Heaving a sigh, Lunar stood and grabbed her purse from the coffee table in front of her. “I’ll be heading home then.”
“Ah, ah, ah!” Khargon shook a stiff finger at her. “You’re not going anywhere. You're kidnapped, remember?”
Lunar’s mouth opened and closed several times before she said, “You can’t keep me here.”
She made it sound as if she was in a filthy dungeon and not sitting in the lap of luxury. They had brought her to a penthouse at the Plaza Hotel, for Pete’s sake.
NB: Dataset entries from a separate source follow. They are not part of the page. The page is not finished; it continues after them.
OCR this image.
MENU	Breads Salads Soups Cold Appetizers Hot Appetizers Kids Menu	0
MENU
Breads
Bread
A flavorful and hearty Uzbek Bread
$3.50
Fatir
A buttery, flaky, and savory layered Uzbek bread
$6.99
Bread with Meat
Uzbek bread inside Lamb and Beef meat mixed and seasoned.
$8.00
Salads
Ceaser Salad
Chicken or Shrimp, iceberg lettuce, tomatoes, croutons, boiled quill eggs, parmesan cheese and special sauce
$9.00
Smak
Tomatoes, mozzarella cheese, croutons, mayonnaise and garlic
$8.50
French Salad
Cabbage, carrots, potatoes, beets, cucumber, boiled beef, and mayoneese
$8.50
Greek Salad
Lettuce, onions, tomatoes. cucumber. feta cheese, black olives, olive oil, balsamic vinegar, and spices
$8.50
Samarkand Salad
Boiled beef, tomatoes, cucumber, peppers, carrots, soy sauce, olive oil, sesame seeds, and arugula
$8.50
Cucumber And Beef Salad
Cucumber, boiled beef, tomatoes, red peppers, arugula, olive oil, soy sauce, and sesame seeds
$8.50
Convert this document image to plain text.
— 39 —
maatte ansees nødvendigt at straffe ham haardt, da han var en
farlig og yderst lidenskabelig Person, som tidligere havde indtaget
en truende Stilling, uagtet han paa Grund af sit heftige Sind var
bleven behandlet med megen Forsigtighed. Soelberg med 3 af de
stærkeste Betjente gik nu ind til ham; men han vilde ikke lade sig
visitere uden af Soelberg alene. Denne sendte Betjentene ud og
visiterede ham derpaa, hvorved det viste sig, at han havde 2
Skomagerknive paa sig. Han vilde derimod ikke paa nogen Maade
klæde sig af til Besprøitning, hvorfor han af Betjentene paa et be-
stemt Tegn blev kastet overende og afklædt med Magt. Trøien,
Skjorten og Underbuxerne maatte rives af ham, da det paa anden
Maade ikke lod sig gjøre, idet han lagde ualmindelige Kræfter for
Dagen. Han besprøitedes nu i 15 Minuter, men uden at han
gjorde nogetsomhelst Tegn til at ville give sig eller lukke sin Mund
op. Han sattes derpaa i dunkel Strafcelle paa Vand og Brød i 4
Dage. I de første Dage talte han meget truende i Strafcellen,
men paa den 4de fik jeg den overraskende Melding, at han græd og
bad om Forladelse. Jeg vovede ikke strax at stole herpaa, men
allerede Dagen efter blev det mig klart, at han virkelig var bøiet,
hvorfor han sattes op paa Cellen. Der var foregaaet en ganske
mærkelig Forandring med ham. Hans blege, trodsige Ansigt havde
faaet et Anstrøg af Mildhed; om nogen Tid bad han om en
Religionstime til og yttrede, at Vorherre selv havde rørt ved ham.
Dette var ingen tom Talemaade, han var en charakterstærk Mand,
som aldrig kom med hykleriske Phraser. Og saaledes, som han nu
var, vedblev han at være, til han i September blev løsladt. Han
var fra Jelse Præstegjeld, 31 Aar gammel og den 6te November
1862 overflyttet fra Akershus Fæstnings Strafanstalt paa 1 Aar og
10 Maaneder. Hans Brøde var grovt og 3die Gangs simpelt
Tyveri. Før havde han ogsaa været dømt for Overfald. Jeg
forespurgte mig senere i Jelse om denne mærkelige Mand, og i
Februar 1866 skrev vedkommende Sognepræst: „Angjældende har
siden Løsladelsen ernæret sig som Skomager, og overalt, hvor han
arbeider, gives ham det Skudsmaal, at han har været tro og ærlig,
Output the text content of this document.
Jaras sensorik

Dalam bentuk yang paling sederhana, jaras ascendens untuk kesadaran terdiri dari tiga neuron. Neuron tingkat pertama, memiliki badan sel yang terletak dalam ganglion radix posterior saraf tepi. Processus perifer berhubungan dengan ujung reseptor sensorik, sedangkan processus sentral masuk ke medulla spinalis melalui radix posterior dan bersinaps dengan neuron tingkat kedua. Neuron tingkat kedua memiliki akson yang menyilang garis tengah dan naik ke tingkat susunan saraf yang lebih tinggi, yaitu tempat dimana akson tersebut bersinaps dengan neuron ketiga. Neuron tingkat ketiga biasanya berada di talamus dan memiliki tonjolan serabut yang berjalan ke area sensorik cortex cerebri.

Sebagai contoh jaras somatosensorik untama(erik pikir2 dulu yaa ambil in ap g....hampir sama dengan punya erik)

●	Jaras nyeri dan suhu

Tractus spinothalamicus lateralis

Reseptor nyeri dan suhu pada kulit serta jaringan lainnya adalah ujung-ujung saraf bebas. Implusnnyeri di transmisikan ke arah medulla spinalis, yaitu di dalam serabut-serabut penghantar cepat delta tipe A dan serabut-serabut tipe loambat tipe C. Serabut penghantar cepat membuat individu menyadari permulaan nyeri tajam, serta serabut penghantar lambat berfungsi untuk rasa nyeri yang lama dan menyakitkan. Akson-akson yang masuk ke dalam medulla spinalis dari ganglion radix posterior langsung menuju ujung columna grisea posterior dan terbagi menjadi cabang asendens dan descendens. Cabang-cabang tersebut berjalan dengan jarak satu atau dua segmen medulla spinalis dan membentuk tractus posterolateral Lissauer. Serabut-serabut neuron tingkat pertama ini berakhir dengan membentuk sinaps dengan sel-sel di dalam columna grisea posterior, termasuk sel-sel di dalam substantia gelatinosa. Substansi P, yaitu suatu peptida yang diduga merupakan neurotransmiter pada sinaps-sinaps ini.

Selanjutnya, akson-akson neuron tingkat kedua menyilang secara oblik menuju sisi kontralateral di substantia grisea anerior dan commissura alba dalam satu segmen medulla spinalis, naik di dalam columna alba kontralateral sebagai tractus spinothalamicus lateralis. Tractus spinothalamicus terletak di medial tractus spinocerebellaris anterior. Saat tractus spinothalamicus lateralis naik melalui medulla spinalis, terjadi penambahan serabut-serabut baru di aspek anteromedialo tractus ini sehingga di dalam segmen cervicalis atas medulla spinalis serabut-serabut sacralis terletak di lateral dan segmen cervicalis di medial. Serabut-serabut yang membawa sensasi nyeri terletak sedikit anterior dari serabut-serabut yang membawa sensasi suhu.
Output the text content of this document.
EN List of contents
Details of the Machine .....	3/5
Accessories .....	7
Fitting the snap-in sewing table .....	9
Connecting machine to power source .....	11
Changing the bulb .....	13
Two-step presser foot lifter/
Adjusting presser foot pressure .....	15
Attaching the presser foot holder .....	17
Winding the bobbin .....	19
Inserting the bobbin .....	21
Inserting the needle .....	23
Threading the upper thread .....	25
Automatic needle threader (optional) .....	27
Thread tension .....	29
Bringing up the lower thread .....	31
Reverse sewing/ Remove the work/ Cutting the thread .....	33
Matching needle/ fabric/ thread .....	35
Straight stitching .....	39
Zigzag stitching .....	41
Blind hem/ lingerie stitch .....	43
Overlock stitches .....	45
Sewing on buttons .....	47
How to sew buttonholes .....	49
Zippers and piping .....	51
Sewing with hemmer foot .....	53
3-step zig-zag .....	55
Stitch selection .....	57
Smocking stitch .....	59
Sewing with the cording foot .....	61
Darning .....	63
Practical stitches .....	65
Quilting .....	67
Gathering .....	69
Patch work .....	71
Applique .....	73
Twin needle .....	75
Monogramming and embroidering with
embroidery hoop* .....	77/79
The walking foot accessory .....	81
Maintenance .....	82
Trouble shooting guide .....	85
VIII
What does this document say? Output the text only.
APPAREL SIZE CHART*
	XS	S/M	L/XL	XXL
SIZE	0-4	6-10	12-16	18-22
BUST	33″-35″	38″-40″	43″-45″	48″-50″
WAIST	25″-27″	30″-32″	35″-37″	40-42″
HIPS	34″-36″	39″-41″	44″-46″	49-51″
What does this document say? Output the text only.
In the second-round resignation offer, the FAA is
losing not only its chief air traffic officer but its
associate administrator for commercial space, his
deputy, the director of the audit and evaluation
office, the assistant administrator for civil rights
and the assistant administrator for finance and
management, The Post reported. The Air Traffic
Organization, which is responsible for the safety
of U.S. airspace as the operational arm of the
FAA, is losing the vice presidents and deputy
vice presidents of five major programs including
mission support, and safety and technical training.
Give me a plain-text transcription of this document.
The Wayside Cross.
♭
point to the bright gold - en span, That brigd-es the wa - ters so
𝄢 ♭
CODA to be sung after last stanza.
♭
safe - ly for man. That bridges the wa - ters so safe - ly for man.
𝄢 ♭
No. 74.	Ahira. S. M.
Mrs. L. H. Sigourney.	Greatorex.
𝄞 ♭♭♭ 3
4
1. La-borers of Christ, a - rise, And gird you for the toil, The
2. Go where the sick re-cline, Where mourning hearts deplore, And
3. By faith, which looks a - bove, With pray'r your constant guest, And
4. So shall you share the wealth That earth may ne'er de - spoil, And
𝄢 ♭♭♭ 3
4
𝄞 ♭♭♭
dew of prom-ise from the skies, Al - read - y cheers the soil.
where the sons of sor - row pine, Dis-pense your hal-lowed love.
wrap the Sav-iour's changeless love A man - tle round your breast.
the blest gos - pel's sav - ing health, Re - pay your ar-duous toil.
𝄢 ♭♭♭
And besides, what was her plan? Go shopping at Tiffany’s? By now, her kidnapping was likely all over the news. If anyone spotted her prancing around the city, Solar would decide there was nothing else to worry about, and whatever plan Drevan had concocted would fall apart.
“I got things to do,” she complained. “I’m in the middle of a busy semester.”
“You should’ve thought about that before you agreed to help, don’t you think?” Khargon observed, her voice a brand of sarcasm that had to be patented. Something told me this person was not someone you messed with.
Lunar sank down on the couch again. Pouting, she proceeded to pull out a cell phone from her purse. She started to unlock it, but before she managed, the device disappeared.
“What the…?!” she shrieked. “God, I hate it when you guys do stuff like that.”
You guys? So Khargon had powers too? That could mean she was a Skew, but what kind? A witch?
“If you’re going to lock me up here, I can’t be without my phone,” Lunar whined.
Honestly, she didn’t seem too bright.